“Allez.” Meet at center, parry the head cut, riposte counter-parried, his riposte’s short. Back up, try to get him to overcommit. He’s on to me, staying back. Feint to the arm, doesn’t bite. Step forward, watch — comes under, nips the hand. Dammit. 4-2, need to change my game with this guy.
As she fastened her seatbelt, The Bird noted Double-J made no attempt to even acknowledge his own. When he turned the ignition (immediately reaching over and turning down the volume of his audio deck), she noted how the entire dashboard erupted in a sea of green and red lights, like the Christmas trees in family homes she would visit with her mother over the holidays. The music was unfamiliar but unmistakably blues, the sound enticingly exotic. From this new front-seat perspective, the interior of Double-J’s car seemed like the control panel of a spaceship, ready to take her to unexplored worlds.
Double-J twisted, black bristles of hair flying past his right shoulder as he backed the coupe out of its parking space; as he turned forward and shifted into drive, The Bird looked out the window to her right, and saw the man from the pickup getting to his feet, slowly, as if the earth beneath him had suddenly increased the force of its gravity.

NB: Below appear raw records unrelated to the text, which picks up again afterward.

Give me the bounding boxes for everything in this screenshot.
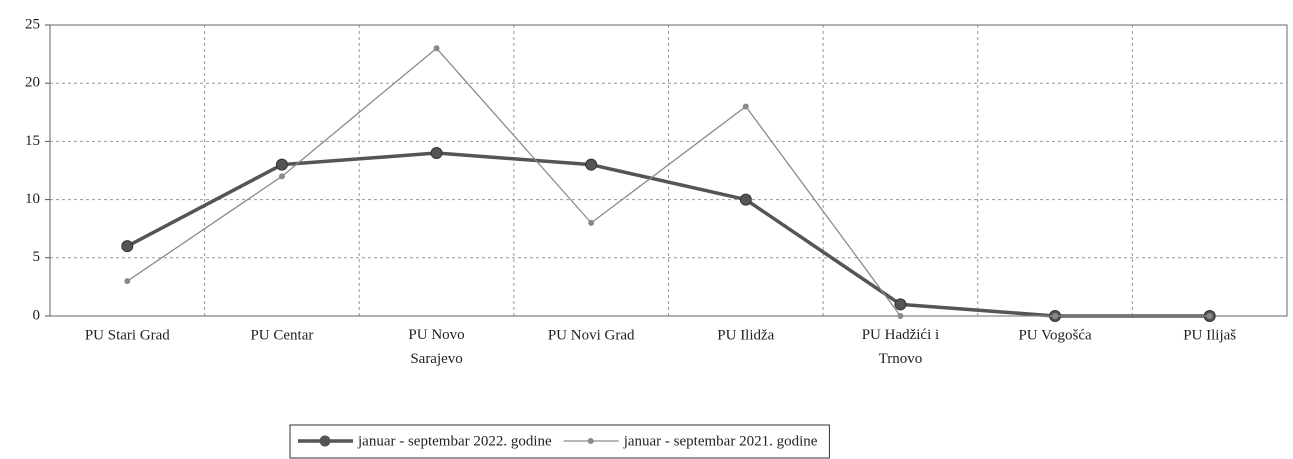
data-point — [739, 193, 752, 206]
x-tick-label: PU Hadžići i Trnovo — [862, 327, 939, 367]
data-point — [1206, 313, 1213, 319]
legend-label: januar - septembar 2021. godine — [623, 433, 818, 449]
data-point — [278, 173, 285, 180]
x-tick-label: PU Ilidža — [717, 327, 774, 343]
x-tick-label: PU Ilijaš — [1183, 327, 1236, 343]
x-tick-label: PU Novo Sarajevo — [408, 327, 464, 367]
data-point — [1052, 313, 1059, 319]
legend-marker — [587, 438, 594, 444]
data-point — [742, 103, 749, 110]
data-point — [124, 278, 131, 285]
series-line — [126, 151, 1210, 318]
data-point — [433, 45, 440, 52]
data-point — [121, 240, 134, 253]
y-tick-label: 0 — [33, 307, 41, 323]
x-tick-label: PU Stari Grad — [85, 327, 170, 343]
series-line — [126, 47, 1210, 317]
x-tick-label: PU Vogošća — [1018, 327, 1092, 343]
x-tick-label: PU Novi Grad — [548, 327, 635, 343]
x-tick-label: PU Centar — [250, 327, 313, 343]
legend-box — [289, 424, 830, 459]
data-point — [275, 158, 288, 171]
y-tick-label: 25 — [25, 16, 40, 32]
data-point — [585, 158, 598, 171]
y-tick-label: 10 — [25, 191, 40, 207]
plot-frame — [49, 24, 1288, 317]
y-tick-label: 20 — [25, 75, 40, 91]
legend-label: januar - septembar 2022. godine — [357, 433, 552, 449]
data-point — [894, 298, 907, 311]
data-point — [430, 147, 443, 160]
y-tick-label: 5 — [33, 249, 41, 265]
legend: januar - septembar 2022. godine januar - … — [289, 424, 830, 459]
legend-marker — [319, 435, 331, 447]
data-point — [897, 313, 904, 319]
y-tick-label: 15 — [25, 133, 40, 149]
data-point — [588, 219, 595, 226]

As they exited the strip mall, she asked if Double-J really thought the man had been going back to the pickup for his shotgun. Double-J hmmpfed, mouth closed. “Dunno. That other dude hadn’t rushed him, maybe.”
The coupe glided into downtown Bark Bay, the traffic light at the central intersection still operating fully. Double-J turned right, then crossed two streets and took a left onto a county road.
And then the words starting coming out of The Bird. They were just arguing, she said, and the second man had gotten out of his pickup without his gun. The situation didn’t get dangerous, she told Double-J, until he had stepped in.
Double-J pursed his lips. “Guess I have that effect on people.”
She said he seemed to enjoy being a social catalyst.
“Catalyst, huh?” He smiled like a hungry man sitting down to dinner. “Like the sound of that. Y’know, that’s what I like about you, Kassie.” She found it odd that while he had been the first person to call her The Bird, he never used that name when addressing her. “You don’t need to ask questions, in order to come up with your own answers. You tell people what you see, ‘stead of asking what you should be looking at. Only time you ask a question . . . ” his voice trailed off as he glanced over at her with expectant eyes.
Is when someone knew something she didn’t, she said. Or, she added, if someone was holding back information.
She saw him lean back in the driver’s seat, arms fully extended as hands clutched the steering wheel at eight and four, satisfaction beaming from his mustachioed face. “It’s like being on strip. Setting up your opponent, getting them to do what you want them to do. Same in the real world too — people are easy to control, once you figure out how to push their buttons.” He sighed. “It’s — awesome.”